As it stands, every day police work in three overlapping shifts: a morning and afternoon shift of 10 hours each, and a midnight shift of 8 hours. Soknacki would change that to three eight-hour shifts, which he claims could save at least $25 million every year.
He said said that the savings could be achieved without "reducing the frontline police complement by a single officer." Instead, officers would simply work fewer hours.
The 28-hour model has been in place since 1983, and has long been identified as a potential source of savings. In 2011 Chief Bill Blair called it an "obvious inefficiency."
But getting rid of it could be difficult. Successive police boards have tried without, and attempts to negotiate it out of the current police contract, which expires at the end of this year, would be met with strong resistance from the union.
Mike McCormack, head of the Toronto Police Association, is no fan of Soknacki's proposal.
"Rest assured I won't be working on his campaign," he said.
McCormack says the force is continually re-evaluating its shift structure but the current model is set up to balance cost efficiency, the health of officers, and high-volume call times. While he's open to negotiating a new model, he said "there's no facts or evidence" to support Soknacki's proposal.
So far, Soknacki is the only mainstream candidate who has made cutting the police budget a major part of his platform (although longshot challenger Ari Goldkind has called for capping department spending).

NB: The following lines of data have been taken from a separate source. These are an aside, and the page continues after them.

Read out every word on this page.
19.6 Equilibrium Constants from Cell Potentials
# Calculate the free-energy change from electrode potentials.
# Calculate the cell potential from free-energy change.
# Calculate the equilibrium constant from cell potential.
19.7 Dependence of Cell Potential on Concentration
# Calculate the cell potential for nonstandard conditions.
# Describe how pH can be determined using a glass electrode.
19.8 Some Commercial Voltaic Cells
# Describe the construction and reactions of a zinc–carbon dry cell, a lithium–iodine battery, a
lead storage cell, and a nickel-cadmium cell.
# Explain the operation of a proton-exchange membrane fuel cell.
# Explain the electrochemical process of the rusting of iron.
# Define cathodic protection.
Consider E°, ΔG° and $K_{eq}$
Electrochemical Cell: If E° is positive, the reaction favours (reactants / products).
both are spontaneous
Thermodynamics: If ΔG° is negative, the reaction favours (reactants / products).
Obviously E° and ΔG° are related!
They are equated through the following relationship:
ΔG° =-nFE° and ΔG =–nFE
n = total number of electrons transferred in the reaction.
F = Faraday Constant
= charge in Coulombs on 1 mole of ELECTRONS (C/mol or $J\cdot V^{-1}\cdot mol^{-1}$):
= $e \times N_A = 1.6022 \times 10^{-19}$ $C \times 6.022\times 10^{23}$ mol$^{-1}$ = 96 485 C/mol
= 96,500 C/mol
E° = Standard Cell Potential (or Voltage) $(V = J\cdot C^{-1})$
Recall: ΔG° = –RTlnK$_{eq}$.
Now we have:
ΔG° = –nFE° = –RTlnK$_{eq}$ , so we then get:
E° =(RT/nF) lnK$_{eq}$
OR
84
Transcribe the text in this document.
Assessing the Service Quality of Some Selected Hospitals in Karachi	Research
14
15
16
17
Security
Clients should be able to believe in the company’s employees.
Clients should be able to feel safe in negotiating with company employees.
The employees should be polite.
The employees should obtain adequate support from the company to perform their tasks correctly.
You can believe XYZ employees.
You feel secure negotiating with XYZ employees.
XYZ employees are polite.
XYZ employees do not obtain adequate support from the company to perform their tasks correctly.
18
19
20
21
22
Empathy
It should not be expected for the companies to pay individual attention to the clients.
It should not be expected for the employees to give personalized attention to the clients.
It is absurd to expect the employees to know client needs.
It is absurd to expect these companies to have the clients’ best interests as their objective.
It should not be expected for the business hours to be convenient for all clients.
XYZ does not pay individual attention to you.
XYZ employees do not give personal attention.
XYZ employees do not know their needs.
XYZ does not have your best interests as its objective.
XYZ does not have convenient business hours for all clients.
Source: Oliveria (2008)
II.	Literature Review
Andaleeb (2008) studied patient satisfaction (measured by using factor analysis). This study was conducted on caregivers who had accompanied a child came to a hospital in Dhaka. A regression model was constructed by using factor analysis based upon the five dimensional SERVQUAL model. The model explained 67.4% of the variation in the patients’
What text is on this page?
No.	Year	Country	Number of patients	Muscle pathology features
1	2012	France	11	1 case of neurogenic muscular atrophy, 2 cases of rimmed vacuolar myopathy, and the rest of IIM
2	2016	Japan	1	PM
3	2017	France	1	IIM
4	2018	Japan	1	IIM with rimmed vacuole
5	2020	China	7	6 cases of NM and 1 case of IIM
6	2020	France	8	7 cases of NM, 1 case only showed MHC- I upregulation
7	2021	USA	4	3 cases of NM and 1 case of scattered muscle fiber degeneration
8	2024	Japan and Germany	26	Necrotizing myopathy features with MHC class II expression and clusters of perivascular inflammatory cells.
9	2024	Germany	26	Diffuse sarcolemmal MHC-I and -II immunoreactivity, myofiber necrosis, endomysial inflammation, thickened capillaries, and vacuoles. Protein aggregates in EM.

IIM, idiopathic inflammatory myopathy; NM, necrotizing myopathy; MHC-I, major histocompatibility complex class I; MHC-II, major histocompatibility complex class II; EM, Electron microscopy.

A spokesperson for leading progressive candidate Olivia Chow expressed lukewarm support for the shift change idea, however.
Jamey Heath said the 28-hour shift model is "one area in which potential savings could be realized." He said if elected mayor Chow would cooperate with the union and the board to keep the budget "sustainable," and touted her "track record of working to keep the police budget reasonable" when she served on the police board from 1999 to 2000
Mayor Rob Ford said he would ask whoever takes over for Chief Blair next year to find five per cent savings in the budget, "but I wouldn't be going after frontline officers and dealing with their salaries."
Ford was heavily criticized in 2011 for approving a deal that gave police an 11.5-per-cent raise over four years.
At his press conference, Soknacki said he will roll out details of how he would find the remaining $40 million in his $65-million savings plan in the coming days, and reiterated his call, made earlier in the campaign, for a "complete strategic review" of the force. He said it's time to modernize the police service and re-examine what the city expects from its officers, including the degree to which they should be involved in community policing and dealing with the mentally ill.
He acknowledged that the force may push back against his proposals, but said it would be up to the police board to show resolve and root out inefficiencies.
"We're going to have to take some sacred cows to the stockyard," he said.
Note: This story has been edited to reflect the fact that Soknacki is not the only candidate who has focused on the police budget, but merely the only mainstream one to do so.